Son bir ayda Azerbaycan’da birbiri ardına gelen şok edici aile içi cinayetler, toplumu derinden sarstı. Emniyet birimleri, anne-baba, evlat, gelin ve kayınvalide gibi en yakın aile bireyleri arasında yaşanan vahşi cinayet vakalarıyla ilgili düzenli olarak açıklamalarda bulunuyor. Bu tür olayların sayısı kadar, işleniş şekillerindeki aşırı vahşet de kamuoyunu alarma geçiriyor.
Oysa Azerbaycan toplumu, tarihsel olarak güçlü aile bağları ve geleneksel değerleriyle bilinir. Anne-çocuk ilişkileri, ebeveyne saygı ve büyüklere hürmet gibi kavramlar uzun yıllar toplumun temel taşı olarak görülmüştü. Ancak son dönemlerde bu kutsal bağların giderek zayıfladığına dair kaygılar artıyor.
Peki ne oldu da bu değerler sarsıldı? Aileler neden parçalanıyor? Neden sevgi yerini şiddete bırakıyor?
Psikolog Fuad Asadov’a göre temel neden, bireylerin duygusal baskıyla başa çıkamaması.
“Bu artış, toplumda biriken psikolojik, sosyal ve hukuki sorunların yansıması. İnsanlar yoğun stres, depresyon ve baskı altında ama bu yükle nasıl başa çıkacaklarını bilmiyorlar. Aile yapılarında ise çoğu zaman iletişim değil itaate, sevgi değil korkuya dayalı ilişkiler baskın geliyor,” diyor.

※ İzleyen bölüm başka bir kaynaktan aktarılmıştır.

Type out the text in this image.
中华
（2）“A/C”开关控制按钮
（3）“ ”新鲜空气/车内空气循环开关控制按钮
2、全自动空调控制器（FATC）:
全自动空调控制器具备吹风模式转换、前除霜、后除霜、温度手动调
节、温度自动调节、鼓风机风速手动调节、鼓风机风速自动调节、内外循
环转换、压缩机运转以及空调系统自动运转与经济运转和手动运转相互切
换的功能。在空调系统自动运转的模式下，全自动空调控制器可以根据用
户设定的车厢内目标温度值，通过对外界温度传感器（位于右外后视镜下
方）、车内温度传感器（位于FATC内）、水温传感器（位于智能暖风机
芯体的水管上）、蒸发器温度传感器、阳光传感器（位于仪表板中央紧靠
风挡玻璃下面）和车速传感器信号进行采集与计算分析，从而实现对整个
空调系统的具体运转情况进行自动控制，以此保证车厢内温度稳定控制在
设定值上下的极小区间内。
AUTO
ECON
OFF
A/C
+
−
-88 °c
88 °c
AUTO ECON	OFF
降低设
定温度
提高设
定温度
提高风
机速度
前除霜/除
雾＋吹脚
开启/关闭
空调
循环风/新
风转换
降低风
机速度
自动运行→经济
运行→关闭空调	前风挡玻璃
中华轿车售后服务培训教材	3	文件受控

Asadov, ekonomik sıkıntılar, duygusal okuryazarlık eksikliği, psikolojik destek hizmetlerinin yetersizliği ve hukukun aile içi şiddetle mücadelede yetersiz kalması gibi faktörlerin de durumu daha da ağırlaştırdığını vurguluyor.
“Sevgi ve saygının yerini baskı ve kontrol aldığında, bu bir felakete dönüşüyor. Bu kısır döngüyü kırmak için psikolojik desteğe erişimi yaygınlaştırmak, duygusal eğitimleri çocuk yaşta başlatmak, aile içi şiddet yasalarını güçlendirmek ve medyanın sorumlu bir dil kullanmasını sağlamak şart,” diyor uzman.